Here is an excellent Rule of Thumb: If it “costs money to join,” it is a “Club,” not a crypto. If $1.00 can be directly exchanged on an open market, then it is much more likely a cryptocurrency.

In Onecoin’s case, there is exactly zero proof that the alleged technology even exists. This is the reason that both cryptocurrency experts and governments around the world have taken particular issue to what has been promoted as “The Bitcoin Killer.”

Common arguments for Onecoin are naive and lack logic, such as “no one believed in bitcoin in 2009 and people called it a scam.” Well, guess what, butter cups? That was a decade ago! This argument is akin to creating “The Motorola Pager Killer!” The industry is waaaaaaay past that already and we are creating 2.0 and 3.0 advancements in the crypto space. 

Meanwhile, Onecoin has neither offered anything new or demonstrated competence in anything they say or do ....and 95% of the leaders have gone on to other projects, including the 2 Founders: Ruja Ignatova and Sebastian Greenwood (who both fled the company and went into hiding from Authorities after mounting criminal investigations around the world, and in the latter’s case, $7.14M being seized from his Chinese bank after China confirmed the arrests of 119 Onecoin promoters for illegal pyramid sales).

The most simple point of Onecoin being a Ponzi scam is that it requires new investor money to pay out existing investors and its price is dictated and invented by itself (although they, themselves, do not accept it as payment).

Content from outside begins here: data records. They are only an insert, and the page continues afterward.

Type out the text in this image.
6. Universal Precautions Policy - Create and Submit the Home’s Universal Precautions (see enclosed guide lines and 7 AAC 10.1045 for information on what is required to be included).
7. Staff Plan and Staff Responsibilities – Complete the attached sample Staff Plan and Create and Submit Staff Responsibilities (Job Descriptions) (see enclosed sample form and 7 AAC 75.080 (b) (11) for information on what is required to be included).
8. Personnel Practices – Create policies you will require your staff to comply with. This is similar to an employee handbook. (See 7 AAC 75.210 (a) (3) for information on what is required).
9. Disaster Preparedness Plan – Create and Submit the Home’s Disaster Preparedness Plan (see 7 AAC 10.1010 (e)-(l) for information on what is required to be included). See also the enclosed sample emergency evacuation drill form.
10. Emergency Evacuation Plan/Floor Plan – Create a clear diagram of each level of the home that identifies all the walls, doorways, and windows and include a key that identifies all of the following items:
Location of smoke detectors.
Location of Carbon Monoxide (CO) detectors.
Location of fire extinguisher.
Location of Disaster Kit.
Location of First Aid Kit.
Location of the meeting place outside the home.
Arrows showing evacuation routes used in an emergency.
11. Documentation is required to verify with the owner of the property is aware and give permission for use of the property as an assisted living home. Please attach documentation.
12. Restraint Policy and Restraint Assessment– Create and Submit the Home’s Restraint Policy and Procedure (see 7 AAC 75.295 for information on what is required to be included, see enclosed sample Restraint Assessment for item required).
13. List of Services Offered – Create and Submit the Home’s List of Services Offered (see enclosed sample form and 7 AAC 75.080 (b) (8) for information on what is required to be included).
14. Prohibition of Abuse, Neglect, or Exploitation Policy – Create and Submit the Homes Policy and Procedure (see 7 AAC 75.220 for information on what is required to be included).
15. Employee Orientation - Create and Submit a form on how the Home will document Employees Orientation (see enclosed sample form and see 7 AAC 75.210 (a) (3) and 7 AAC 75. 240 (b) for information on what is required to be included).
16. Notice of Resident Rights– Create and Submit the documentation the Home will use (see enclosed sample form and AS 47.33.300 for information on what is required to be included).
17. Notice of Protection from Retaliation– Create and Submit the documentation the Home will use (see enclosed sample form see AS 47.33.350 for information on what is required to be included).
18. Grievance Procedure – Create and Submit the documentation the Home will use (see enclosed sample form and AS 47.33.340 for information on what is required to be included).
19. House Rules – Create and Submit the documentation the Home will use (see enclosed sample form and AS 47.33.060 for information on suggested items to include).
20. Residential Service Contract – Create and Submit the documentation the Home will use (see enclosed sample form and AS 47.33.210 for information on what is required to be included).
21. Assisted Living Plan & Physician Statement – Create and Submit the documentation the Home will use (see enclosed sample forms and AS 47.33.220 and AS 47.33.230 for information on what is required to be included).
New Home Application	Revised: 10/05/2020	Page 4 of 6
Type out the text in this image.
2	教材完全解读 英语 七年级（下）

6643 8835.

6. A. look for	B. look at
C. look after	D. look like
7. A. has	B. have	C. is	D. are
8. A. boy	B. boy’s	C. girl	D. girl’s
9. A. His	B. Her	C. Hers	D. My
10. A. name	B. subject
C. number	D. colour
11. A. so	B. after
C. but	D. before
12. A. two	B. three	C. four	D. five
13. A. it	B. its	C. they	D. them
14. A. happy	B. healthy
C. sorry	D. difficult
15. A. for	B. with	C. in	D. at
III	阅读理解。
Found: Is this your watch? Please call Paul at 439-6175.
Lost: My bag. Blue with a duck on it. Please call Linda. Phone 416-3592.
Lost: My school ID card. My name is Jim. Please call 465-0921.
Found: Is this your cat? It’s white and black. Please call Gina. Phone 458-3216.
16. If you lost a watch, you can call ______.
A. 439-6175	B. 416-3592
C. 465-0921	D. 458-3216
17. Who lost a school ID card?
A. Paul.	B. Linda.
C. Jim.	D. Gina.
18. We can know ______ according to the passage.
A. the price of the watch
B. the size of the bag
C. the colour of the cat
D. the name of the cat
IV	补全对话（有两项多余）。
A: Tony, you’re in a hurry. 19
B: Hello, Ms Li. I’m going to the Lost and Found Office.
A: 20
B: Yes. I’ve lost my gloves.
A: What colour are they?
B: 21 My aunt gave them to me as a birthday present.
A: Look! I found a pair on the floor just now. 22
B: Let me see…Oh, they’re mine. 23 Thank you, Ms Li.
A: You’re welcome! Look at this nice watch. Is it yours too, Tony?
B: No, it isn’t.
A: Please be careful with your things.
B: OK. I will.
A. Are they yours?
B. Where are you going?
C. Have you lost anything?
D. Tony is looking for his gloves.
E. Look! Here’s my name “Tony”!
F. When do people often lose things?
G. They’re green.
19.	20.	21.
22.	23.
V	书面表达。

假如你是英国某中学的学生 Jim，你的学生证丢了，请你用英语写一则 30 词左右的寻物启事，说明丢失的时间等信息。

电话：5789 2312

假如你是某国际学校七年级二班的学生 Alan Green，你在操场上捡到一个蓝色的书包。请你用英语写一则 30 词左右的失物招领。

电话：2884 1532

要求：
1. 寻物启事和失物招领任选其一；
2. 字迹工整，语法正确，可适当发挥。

At a rate of 50,000 alleged Onecoins being allegedly put into circulation per minute, the total circulation since October 1st, 2016 is over 53,000,000,000 at a made-up price of 26.95 Euro each. This is approximately $1.4 TRILLION dollars, which is almost the same “value” of all USD in circulation around the world.

Onecoin and its scam leaders prey upon both the elderly, as well as those who have literally no understanding of economics, cryptocurrency or blockchain technology.

Blockchain tech was created for a simple reason:

To provide a transparent and “trust-less” system of exchange between 2 parties who don’t even know each other. The term “trust-less” meaning that transaction verifications are math based and NOT based on “trust,” as in Onecoin’s case.

While Onecoin is one of the most obvious scams in the cryptocurrency space (despite not even being a cryptocurrency, by any definition), there are other scams which loosely do fit the definition - generally “pump & dump” schemes.

For this reason, governments seem to be taking additional time to figure out, and appear to be looking to other governments like USA, Germany, etc., to figure out how to carve out regulations and definitions.

Be careful out there. You can’t “MLM money.”

Start studying and learning about the top 10 crypto’s at this link:

www.coinmarketcap.com if you want to begin understanding it. 

Take your time. Never invest in anything you don’t understand. And never invest more than you are willing to lose, in the worse case scenario.